# LOST green cheeked conure :(



## katness (Dec 5, 2010)

hello my mom has lost her beloved green cheeked conure. 
he answers to squeeky or timmy. he escaped from the matchborough west area in redditch , west midlands. if anyone has any information or has sighted him then it would be greatly appreciated. he pulls out his feathers .. see picture. so i imagine he is cold. my phone number is 07835323467 if you have any information. please help my mom find her bird he is sadly missed.










thanks again kat


----------



## carlycharlie (Jan 16, 2008)

contact parrotalert.com & let them know as well as all the local vets especially Southcrest the local avian vets. Also notify police, dog warden, RSPCA, rescue centres etc. Prob worth letting all the parrot rescues know as well.

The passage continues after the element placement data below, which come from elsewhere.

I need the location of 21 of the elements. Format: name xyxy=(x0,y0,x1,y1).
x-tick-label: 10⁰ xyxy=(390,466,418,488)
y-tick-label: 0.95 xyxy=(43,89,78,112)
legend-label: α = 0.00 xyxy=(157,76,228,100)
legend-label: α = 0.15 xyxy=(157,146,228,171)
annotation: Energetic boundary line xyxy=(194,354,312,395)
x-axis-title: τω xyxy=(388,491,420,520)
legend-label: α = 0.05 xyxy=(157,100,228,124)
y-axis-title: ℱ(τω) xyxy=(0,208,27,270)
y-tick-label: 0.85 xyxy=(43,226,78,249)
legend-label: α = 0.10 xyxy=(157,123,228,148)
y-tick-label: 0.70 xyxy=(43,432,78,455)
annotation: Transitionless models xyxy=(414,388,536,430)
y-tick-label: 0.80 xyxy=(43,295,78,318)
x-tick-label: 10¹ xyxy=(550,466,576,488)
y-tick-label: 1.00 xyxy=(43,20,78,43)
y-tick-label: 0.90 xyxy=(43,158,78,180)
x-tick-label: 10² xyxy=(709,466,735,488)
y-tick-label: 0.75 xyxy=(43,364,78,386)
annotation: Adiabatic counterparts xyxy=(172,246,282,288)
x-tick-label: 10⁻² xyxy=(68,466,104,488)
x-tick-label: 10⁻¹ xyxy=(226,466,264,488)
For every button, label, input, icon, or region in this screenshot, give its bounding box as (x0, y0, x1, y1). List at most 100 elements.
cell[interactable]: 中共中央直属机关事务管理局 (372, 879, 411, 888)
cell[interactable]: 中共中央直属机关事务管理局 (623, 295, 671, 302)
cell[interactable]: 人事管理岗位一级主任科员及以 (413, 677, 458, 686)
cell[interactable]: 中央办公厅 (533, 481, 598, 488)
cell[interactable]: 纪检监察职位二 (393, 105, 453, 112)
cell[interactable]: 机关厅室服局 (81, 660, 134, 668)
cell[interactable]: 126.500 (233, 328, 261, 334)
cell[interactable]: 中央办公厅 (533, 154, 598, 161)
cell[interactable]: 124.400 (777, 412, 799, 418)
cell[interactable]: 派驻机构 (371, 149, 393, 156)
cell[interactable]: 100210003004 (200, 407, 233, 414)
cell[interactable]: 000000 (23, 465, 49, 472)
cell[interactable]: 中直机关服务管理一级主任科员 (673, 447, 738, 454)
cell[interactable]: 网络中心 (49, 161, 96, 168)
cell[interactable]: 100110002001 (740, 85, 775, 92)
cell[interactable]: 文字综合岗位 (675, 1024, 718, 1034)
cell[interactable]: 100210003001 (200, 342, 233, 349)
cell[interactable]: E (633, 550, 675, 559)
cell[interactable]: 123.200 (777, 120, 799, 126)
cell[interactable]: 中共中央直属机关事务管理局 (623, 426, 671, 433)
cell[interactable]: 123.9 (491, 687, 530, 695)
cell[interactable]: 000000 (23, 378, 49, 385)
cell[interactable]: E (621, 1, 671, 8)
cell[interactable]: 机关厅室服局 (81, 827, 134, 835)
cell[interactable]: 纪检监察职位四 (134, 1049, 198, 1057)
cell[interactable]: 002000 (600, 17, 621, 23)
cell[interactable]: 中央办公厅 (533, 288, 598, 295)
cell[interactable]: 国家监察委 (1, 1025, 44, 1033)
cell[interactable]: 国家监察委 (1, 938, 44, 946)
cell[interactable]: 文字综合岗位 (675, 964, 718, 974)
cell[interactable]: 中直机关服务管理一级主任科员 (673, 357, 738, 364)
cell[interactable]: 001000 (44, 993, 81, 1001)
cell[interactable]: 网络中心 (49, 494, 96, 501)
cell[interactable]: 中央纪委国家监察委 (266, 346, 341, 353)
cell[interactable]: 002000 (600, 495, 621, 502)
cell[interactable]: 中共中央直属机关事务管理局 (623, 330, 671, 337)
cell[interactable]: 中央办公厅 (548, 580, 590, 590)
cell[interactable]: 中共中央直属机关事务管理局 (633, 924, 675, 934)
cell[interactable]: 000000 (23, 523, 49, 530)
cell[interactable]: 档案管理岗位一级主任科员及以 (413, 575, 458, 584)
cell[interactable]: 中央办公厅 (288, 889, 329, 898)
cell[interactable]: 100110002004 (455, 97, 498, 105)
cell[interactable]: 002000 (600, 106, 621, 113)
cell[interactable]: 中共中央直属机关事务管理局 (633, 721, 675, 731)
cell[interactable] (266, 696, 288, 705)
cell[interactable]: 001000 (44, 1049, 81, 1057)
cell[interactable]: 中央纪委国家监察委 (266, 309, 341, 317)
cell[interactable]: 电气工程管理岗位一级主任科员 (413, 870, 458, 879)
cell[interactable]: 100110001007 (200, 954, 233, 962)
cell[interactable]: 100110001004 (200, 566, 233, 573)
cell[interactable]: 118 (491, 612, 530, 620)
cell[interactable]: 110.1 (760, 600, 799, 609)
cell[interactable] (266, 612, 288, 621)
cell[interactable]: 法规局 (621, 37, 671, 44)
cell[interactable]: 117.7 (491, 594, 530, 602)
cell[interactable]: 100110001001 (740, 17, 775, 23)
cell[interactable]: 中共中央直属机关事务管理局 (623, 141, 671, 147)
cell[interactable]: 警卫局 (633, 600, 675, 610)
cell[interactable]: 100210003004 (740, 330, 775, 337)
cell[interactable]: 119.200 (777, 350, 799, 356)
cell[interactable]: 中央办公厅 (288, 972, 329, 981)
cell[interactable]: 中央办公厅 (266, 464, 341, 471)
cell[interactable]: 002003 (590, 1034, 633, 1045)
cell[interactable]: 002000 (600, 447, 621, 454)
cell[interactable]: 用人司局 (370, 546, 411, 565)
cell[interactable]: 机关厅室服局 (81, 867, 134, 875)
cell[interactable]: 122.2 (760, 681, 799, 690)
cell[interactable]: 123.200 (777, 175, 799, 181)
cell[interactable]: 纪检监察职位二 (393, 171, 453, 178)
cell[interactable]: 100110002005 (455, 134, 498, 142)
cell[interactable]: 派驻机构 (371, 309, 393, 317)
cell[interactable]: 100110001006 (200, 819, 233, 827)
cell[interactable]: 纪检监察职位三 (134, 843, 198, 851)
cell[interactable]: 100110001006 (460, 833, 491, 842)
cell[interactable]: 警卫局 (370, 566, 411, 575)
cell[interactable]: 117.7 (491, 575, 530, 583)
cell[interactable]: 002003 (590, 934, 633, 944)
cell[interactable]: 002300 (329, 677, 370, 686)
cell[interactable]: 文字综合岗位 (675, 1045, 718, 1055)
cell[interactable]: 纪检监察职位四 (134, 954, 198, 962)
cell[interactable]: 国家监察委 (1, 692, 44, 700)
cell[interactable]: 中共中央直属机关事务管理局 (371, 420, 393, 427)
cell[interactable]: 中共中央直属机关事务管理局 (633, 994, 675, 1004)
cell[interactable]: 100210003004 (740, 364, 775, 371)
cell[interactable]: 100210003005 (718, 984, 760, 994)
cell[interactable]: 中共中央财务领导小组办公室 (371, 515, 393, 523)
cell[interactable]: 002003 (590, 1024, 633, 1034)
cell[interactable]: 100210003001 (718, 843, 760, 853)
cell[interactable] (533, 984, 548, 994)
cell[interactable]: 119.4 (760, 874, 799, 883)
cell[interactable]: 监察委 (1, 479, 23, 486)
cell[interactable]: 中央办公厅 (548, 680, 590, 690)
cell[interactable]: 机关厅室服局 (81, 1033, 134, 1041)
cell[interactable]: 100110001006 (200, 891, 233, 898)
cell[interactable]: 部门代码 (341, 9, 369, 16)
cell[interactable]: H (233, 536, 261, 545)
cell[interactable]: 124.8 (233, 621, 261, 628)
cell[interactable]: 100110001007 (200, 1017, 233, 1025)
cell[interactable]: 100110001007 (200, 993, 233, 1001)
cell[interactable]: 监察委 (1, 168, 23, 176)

More info here that might help
Parrotlinks Forums-viewtopic-Contacts & advice when you lose or find a bird

I walk the dogs down the lakes everyday so will keep a listen out.


----------



## katness (Dec 5, 2010)

carlycharlie said:


> contact parrotalert.com & let them know as well as all the local vets especially Southcrest the local avian vets. Also notify police, dog warden, RSPCA, rescue centres etc. Prob worth letting all the parrot rescues know as well.
> 
> More info here that might help
> Parrotlinks Forums-viewtopic-Contacts & advice when you lose or find a bird
> ...


thankyou ive let her know your advice. some :censor: 's phoned her up and said we have found squeeky and then , said they haven't and laughed and put the phone down. how i do hate people like that. i hope he is found my mom seems to think that because he is friendly someone may have him


----------



## Spikebrit (Oct 23, 2006)

when did she loose him? There was one that loks very simular (im not bird savy) in the stoke campus of staffordshire uni, 2 weeks ago.

Jay


----------



## katness (Dec 5, 2010)

she lost him friday the 8th of this month .. do you really think he could have got that far already ? let me know if you see it again  cheers


----------



## Spikebrit (Oct 23, 2006)

katness said:


> she lost him friday the 8th of this month .. do you really think he could have got that far already ? let me know if you see it again  cheers


It wont be, we saw this around the 5th/6th

however, we havnt seen it in a while, we spent about 5 days trying very hard to catch it, but to no avail. 

Jay


----------



## katness (Dec 5, 2010)

oh okk thanks anyway , someone else must have lost theres aswell .im hoping that he is found or atleast being looked after if someone has him


----------